Step 1:
Parsing the source code
and building the object hierarchy

First, the entire source code is parsed and broken-down into objects. Then, an object model tree is built dynamically from the lowest-level representation of the input using the contextual patterns from the Parsaur definition library.

The Parsaur logic is built on the lowest element, a primitive byte object, so we have complete flexibility in adding new context-aware patterns and can support complex requirements. In short, this means that we have defined what a letter is, for example, what “s” or “S” is. And based on that we have defined various constructs, such as “SET” or “SELECT”, and the whole hierarchy of objects, starting from the one that knows that SELECT is a command, to the final “Query” object that possesses the logic of a SELECT statement.

The Parsaur library and transformation engine are separate, so data engineers can easily extend the content with new patterns. The library has a graphical view of the definitions and is managed by using the high-level meta-language MorphQL. Since the entire definition library is in a global GIT repository, best practices can be shared between projects.

Step 2:
Transforming the parsed structure

Since the context is embedded in the object model tree, any source object can be easily transformed into any target language and syntax using the conversion rules from the Parsaur translation library. The same high-level markup language MorphQL is used to define the conversion rules. Again, to give data engineers the ability to easily extend the rules, as there is a part of the code in each project that is a bit different and more complex.
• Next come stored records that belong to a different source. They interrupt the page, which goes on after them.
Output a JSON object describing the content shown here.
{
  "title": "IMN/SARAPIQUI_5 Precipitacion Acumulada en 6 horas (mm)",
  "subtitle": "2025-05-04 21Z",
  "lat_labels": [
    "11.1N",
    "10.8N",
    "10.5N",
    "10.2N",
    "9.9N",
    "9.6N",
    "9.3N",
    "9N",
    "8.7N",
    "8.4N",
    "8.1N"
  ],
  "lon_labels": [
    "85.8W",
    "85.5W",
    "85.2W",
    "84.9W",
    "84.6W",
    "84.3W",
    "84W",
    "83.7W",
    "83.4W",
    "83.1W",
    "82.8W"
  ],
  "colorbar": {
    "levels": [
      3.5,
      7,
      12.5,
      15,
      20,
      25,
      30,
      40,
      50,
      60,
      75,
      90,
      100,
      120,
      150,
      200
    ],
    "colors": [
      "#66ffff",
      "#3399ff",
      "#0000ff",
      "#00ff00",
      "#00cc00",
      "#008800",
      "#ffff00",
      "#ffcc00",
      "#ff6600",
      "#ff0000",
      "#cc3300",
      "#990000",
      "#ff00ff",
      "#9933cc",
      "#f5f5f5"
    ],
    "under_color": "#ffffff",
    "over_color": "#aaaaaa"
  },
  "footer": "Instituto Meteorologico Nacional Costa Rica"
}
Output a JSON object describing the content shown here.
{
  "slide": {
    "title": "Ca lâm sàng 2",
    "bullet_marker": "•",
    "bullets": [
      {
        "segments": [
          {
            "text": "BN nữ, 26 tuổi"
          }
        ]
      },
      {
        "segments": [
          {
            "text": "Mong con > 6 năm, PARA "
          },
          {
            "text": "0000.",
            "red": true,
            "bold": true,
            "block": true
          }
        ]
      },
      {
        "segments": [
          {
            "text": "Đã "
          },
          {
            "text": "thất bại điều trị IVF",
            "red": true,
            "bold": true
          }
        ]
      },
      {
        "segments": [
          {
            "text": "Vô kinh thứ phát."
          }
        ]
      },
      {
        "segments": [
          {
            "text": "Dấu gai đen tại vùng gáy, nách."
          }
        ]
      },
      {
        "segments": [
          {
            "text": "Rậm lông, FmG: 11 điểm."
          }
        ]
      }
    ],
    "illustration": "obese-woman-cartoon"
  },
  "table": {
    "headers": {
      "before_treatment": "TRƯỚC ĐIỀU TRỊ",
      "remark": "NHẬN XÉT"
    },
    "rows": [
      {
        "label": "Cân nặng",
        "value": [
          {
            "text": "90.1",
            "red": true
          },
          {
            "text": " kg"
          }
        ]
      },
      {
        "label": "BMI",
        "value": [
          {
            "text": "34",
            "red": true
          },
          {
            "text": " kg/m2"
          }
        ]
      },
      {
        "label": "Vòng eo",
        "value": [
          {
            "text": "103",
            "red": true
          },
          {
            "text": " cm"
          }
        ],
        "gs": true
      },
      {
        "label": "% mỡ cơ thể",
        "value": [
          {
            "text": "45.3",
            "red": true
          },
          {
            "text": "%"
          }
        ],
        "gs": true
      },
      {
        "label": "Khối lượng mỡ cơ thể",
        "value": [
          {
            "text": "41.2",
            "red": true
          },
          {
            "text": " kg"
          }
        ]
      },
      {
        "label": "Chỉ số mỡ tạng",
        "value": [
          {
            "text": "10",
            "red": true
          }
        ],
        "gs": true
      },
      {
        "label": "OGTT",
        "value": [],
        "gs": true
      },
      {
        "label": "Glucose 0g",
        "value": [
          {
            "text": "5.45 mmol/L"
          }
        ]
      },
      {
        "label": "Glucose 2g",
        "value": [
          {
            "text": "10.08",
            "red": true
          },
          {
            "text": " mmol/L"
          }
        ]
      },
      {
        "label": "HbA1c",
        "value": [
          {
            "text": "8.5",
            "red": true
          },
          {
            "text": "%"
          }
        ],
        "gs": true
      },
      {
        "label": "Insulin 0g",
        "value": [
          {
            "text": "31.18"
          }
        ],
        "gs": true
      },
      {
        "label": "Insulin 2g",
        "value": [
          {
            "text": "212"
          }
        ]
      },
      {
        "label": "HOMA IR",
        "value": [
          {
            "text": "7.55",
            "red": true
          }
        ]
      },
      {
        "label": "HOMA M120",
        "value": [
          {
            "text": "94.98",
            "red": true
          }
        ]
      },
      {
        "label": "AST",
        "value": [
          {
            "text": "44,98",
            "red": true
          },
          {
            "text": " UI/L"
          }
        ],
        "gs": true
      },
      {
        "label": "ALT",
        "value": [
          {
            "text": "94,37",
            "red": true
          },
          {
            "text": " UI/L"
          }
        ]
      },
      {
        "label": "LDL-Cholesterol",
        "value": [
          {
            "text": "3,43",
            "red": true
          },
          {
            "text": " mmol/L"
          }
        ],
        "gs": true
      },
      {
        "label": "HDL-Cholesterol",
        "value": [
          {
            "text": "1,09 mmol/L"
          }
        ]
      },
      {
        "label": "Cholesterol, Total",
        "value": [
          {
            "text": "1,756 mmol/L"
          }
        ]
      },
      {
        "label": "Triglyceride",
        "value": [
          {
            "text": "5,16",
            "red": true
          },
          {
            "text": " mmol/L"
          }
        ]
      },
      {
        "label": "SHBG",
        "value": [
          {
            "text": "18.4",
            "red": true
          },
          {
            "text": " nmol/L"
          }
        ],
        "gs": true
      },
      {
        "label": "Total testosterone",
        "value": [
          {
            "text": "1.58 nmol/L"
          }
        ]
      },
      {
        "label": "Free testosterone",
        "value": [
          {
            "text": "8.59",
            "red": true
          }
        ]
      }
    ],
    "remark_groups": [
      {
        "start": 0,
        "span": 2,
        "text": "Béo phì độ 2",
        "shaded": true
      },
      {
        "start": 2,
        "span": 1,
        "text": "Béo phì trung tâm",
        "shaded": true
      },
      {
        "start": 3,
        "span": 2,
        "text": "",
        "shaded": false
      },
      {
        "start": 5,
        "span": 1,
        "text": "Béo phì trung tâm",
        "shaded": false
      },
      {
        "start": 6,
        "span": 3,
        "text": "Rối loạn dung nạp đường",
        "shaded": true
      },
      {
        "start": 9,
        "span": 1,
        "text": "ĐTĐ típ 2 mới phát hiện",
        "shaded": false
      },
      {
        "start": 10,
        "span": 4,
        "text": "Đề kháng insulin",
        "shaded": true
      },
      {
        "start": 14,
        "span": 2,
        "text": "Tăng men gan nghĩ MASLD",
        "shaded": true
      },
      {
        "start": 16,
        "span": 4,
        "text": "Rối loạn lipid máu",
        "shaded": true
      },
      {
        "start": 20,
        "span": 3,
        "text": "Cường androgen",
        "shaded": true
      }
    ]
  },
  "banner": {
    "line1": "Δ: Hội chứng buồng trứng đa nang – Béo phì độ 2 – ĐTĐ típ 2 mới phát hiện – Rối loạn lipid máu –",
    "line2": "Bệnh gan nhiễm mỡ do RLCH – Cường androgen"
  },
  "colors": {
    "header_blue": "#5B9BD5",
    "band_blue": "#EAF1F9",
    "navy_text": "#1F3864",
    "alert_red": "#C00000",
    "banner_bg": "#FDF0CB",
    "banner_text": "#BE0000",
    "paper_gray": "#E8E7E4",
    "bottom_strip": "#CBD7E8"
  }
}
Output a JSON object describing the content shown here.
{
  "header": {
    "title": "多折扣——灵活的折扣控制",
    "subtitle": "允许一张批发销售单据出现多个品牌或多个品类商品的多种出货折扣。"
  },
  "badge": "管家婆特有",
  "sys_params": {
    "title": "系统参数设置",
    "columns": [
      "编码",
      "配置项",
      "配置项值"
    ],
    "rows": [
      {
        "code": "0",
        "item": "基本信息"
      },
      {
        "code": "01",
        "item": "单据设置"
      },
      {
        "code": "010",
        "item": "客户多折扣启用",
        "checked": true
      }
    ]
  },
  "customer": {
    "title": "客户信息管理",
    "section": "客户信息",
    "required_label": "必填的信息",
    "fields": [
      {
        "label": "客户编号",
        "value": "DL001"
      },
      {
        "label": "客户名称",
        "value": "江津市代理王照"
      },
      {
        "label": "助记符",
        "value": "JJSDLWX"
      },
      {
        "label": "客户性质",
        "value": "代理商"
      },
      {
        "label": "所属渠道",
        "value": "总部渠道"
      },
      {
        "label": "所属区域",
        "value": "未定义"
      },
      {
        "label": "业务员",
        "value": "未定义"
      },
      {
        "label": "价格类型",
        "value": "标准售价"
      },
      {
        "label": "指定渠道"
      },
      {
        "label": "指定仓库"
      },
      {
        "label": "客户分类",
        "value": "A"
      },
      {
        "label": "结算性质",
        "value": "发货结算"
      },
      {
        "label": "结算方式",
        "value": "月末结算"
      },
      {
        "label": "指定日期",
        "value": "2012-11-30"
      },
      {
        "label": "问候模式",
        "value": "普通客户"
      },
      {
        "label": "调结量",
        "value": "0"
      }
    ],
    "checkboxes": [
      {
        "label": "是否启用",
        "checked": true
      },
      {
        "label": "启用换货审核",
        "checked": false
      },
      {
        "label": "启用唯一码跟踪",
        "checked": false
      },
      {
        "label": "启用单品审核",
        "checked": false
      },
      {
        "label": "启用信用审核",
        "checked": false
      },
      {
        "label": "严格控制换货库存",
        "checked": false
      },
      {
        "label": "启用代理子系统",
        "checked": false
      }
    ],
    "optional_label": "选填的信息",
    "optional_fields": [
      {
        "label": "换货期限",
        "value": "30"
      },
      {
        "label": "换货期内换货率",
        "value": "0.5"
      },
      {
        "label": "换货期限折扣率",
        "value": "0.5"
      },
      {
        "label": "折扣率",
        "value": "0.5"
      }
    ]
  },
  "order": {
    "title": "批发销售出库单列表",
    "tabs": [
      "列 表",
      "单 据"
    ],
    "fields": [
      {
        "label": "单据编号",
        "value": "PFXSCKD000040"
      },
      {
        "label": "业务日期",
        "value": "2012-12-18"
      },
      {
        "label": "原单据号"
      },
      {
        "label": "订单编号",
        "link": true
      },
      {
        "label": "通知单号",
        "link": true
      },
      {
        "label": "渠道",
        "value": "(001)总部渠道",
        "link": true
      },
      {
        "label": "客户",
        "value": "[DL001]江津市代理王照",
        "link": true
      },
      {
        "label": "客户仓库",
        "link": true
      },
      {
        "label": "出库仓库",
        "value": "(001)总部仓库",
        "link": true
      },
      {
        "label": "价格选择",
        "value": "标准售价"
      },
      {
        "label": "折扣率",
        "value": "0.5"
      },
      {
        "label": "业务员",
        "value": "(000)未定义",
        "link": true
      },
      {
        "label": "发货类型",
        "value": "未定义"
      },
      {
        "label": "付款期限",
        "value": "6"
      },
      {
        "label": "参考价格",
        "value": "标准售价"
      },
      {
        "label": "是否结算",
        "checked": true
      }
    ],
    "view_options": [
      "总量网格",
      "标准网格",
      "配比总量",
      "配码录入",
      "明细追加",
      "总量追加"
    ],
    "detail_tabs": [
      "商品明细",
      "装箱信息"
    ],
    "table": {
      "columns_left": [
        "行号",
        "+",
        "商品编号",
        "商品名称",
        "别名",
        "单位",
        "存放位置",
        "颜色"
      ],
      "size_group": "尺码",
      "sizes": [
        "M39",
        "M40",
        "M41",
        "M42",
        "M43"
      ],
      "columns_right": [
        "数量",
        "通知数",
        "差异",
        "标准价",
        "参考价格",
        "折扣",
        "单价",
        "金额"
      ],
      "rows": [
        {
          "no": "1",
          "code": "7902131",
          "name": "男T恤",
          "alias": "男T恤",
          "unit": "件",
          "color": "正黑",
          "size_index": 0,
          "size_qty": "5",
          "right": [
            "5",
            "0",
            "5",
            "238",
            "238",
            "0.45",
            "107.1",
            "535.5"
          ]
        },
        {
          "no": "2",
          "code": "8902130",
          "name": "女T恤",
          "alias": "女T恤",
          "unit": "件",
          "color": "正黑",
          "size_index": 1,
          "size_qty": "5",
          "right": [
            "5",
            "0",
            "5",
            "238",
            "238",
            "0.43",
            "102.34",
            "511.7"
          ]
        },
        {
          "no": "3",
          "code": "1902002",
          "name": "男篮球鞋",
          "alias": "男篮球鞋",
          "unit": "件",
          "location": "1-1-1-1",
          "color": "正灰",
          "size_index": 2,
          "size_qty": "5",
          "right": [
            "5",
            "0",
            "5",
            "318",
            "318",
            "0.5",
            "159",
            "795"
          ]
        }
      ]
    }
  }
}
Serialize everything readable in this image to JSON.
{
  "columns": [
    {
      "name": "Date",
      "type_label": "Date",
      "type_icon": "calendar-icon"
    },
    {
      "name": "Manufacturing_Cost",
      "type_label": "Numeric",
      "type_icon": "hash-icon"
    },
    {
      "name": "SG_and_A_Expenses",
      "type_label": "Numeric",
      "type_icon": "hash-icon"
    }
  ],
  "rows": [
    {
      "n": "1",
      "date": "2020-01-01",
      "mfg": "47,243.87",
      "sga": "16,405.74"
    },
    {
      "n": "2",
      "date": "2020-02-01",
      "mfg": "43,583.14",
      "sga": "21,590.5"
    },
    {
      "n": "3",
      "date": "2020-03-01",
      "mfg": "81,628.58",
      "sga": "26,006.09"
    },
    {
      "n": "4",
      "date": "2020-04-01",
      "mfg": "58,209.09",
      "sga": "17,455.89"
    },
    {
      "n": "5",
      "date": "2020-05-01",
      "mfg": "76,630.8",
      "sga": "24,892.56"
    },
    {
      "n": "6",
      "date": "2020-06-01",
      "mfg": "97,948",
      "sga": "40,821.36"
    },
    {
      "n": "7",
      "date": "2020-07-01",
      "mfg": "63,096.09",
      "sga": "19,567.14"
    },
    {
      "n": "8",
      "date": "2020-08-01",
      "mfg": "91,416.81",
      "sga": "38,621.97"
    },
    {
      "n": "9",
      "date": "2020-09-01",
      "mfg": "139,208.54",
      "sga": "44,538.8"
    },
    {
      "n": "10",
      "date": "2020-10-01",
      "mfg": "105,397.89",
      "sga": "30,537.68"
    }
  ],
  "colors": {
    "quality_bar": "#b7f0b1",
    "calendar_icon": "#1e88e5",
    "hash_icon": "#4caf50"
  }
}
The conversion rules can be as simple as converting the data type in the SQL DLL statement from Microsoft BIT to Oracle NUMBER(1) or removing parts of the code that are no longer needed (e.g., the distribution key from the Netezza DDL statement) to more complex contextual modifications, such as converting the Netezza stored procedure to the Snowflake stored procedure or creating a completely different structured output code in the case of the Oracle UPDATE capability.